CodeTrace: AI‑Generated Code Traceability & Review

Summary

  • Automatically generates version‑controlled markdown artifacts (requirements, design, test plans, implementation notes) for every LLM‑generated change.
  • Integrates with CI to run tests, static analysis, and produce review comments, ensuring traceability and maintainability.

Details

Key Value
Target Audience Teams using LLMs for code generation who need audit trails and reviewability.
Core Feature Artifact generation, diff summarization, automated test & lint runs, GitHub PR comment bot.
Tech Stack Python, FastAPI, GitHub API, PyLint, pytest, OpenAI API.
Difficulty Medium
Monetization Hobby

Notes

  • Addresses frustration that “LLM‑generated code is a maintenance nightmare” and the need for “reviewable code” (see “reviewable code, that is code specifically delivered in a manner that makes code review more straightforward”).
  • Enables developers to “anchor” decisions in timestamped files, a practice praised by “I want the LLM to write the plan to a file as well”.

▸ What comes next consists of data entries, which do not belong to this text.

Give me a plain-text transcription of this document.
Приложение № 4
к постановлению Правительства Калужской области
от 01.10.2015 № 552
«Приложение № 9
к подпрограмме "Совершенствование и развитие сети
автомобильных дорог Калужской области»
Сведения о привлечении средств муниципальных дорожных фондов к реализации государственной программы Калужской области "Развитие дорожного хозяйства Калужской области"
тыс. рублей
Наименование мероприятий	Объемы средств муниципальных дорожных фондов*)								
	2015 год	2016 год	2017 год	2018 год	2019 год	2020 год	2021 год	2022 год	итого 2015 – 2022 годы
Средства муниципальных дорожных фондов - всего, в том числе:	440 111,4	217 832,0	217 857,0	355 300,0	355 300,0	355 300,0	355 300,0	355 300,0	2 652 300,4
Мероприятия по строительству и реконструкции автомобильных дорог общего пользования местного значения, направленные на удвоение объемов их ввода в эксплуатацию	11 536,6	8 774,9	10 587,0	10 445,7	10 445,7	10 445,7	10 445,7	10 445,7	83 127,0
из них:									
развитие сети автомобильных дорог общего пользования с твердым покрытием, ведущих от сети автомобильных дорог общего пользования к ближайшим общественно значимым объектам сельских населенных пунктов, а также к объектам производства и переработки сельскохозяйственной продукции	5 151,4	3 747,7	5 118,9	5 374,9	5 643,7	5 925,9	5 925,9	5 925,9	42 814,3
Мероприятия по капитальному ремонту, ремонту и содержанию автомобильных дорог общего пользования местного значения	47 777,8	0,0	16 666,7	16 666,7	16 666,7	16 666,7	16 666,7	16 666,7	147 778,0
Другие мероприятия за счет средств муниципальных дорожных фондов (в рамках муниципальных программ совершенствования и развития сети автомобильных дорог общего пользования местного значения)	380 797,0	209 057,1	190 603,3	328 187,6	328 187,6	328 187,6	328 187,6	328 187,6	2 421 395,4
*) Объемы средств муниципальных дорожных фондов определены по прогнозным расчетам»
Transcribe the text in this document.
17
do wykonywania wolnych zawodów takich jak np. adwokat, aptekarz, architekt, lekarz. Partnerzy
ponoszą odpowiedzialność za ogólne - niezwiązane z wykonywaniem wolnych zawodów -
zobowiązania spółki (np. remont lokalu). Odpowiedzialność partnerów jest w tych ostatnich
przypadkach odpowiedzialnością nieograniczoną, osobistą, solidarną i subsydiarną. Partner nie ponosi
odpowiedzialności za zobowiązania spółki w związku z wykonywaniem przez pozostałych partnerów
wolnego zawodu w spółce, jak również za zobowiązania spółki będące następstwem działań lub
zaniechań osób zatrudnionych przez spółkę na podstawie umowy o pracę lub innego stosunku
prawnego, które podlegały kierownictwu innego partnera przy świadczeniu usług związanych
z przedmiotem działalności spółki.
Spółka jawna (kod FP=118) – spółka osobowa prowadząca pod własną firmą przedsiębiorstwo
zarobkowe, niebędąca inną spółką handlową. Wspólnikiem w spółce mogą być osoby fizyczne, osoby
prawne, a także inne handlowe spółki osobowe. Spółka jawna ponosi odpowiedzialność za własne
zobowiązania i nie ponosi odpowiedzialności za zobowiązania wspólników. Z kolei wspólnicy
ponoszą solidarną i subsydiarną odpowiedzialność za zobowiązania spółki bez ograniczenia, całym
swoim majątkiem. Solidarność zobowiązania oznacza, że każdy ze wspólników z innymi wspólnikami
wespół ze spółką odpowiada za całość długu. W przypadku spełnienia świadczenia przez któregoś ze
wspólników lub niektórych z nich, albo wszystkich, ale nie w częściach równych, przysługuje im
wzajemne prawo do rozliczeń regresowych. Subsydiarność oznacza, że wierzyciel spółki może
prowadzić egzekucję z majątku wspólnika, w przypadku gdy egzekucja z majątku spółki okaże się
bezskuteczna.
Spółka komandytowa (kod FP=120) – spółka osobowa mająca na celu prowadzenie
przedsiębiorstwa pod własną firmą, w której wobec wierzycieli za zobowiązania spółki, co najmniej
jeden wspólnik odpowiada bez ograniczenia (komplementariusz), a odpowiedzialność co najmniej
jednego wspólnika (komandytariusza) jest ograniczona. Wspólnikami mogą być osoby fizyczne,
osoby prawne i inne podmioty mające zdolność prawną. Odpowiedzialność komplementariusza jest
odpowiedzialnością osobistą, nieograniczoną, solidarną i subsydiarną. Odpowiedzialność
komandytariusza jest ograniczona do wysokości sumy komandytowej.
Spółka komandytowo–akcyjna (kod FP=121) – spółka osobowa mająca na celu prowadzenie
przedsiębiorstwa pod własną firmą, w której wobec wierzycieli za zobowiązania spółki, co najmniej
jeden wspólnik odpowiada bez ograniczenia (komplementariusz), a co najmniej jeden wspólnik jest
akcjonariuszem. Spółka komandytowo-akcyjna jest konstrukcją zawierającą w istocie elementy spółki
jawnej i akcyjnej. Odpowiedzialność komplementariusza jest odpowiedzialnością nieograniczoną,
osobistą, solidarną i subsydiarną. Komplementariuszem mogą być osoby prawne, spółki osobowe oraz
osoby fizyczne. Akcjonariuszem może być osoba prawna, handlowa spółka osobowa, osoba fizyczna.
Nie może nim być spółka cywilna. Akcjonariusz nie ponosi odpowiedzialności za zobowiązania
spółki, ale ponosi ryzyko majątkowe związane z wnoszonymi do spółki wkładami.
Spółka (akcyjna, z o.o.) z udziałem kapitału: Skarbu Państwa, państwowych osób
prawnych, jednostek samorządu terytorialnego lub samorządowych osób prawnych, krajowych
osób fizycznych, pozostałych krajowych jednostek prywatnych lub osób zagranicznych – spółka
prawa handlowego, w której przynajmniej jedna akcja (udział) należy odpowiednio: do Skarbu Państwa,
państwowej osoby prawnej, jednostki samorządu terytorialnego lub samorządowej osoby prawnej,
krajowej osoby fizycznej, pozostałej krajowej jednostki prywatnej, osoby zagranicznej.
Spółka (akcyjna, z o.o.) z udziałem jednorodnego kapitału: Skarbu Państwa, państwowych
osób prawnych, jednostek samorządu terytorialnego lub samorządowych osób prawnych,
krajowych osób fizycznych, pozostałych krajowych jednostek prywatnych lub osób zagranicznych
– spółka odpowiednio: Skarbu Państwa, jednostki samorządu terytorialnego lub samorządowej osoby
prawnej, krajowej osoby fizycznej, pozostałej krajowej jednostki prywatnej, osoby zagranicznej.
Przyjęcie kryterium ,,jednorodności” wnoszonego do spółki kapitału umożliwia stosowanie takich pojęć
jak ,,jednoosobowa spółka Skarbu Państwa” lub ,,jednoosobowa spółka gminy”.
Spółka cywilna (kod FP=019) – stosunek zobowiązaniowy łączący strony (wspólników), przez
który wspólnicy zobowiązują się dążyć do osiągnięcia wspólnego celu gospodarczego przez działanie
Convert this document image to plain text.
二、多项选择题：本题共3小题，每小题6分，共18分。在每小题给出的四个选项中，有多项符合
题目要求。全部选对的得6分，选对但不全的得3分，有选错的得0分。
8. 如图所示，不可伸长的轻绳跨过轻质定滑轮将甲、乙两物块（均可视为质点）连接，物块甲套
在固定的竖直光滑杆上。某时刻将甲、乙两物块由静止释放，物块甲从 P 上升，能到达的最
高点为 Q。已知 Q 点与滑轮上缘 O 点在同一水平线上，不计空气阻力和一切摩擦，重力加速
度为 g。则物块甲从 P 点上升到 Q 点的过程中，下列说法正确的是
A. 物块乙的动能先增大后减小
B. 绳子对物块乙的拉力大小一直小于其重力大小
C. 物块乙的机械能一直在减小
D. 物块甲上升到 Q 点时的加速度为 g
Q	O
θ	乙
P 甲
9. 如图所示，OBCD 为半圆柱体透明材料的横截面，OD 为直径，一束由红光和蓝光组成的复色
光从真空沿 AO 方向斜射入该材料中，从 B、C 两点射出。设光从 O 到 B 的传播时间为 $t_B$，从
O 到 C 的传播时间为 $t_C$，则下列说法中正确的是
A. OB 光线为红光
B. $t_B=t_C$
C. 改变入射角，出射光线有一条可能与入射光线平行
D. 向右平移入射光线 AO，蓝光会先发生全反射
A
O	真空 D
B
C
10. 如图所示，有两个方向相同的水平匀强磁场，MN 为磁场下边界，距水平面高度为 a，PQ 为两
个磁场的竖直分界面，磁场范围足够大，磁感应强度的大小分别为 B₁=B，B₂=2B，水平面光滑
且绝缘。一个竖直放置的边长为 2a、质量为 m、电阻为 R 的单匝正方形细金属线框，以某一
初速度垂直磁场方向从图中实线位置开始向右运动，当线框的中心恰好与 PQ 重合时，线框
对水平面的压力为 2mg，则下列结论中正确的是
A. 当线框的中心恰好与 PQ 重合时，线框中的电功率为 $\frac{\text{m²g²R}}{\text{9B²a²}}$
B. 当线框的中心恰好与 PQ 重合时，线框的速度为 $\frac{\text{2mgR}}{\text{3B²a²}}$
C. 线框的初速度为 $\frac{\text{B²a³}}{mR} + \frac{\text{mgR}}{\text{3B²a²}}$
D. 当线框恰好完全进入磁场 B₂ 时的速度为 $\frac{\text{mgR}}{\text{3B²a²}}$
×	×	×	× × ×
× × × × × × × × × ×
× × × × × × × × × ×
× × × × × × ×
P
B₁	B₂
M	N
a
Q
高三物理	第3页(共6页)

ReqFlow: AI‑Powered Dynamic Requirements Capture

Summary

  • Conversational interface that turns natural‑language feature requests into structured flowcharts, IPO diagrams, and markdown requirement specs.
  • Supports iterative refinement, version control, and export to project‑management tools (Jira, Trello, Notion).

Details

Key Value
Target Audience Product managers, designers, and developers who struggle with evolving requirements.
Core Feature LLM‑driven diagram generation, versioned requirement docs, integration with PM tools.
Tech Stack React, Node.js, D3.js for diagrams, OpenAI API, Notion/Trello APIs.
Difficulty Medium
Monetization Revenue‑ready: $15/month per user, free tier with 5 projects.

Notes

  • Directly tackles the pain point “one big problem: ability to come up with requirements” and the desire for “flow charts, IPO charts” (see “I would like to see a resurgence of flow charts”).
  • Provides a practical utility for teams that need to keep requirements traceable as they change.

CodeGuard: LLM‑Driven Code Quality Auditor

Summary

  • Runs LLM‑based code reviews, static analysis, and security scans on every commit or PR, producing actionable reports and diff comments.
  • Offers IDE plugins (VS Code, JetBrains) for real‑time feedback and a web dashboard for historical quality metrics.

Details

Key Value
Target Audience Developers and QA teams looking to automate review of LLM‑generated code.
Core Feature LLM review bot, static analysis integration, security scanning, IDE plugin.
Tech Stack Go for backend, TypeScript for plugins, OpenAI/Anthropic APIs, ESLint, Bandit, OWASP ZAP.
Difficulty High
Monetization Revenue‑ready: $49/month per repo, enterprise licensing.

Notes

  • Responds to the recurring complaint that “LLM code is messy and hard to review” and the need for “automated code coverage and theorem proving” (see “we need to automate things like theorem provers and code coverage”).
  • Offers a concrete tool that can be discussed in terms of cost‑benefit and integration complexity, a common HN discussion theme.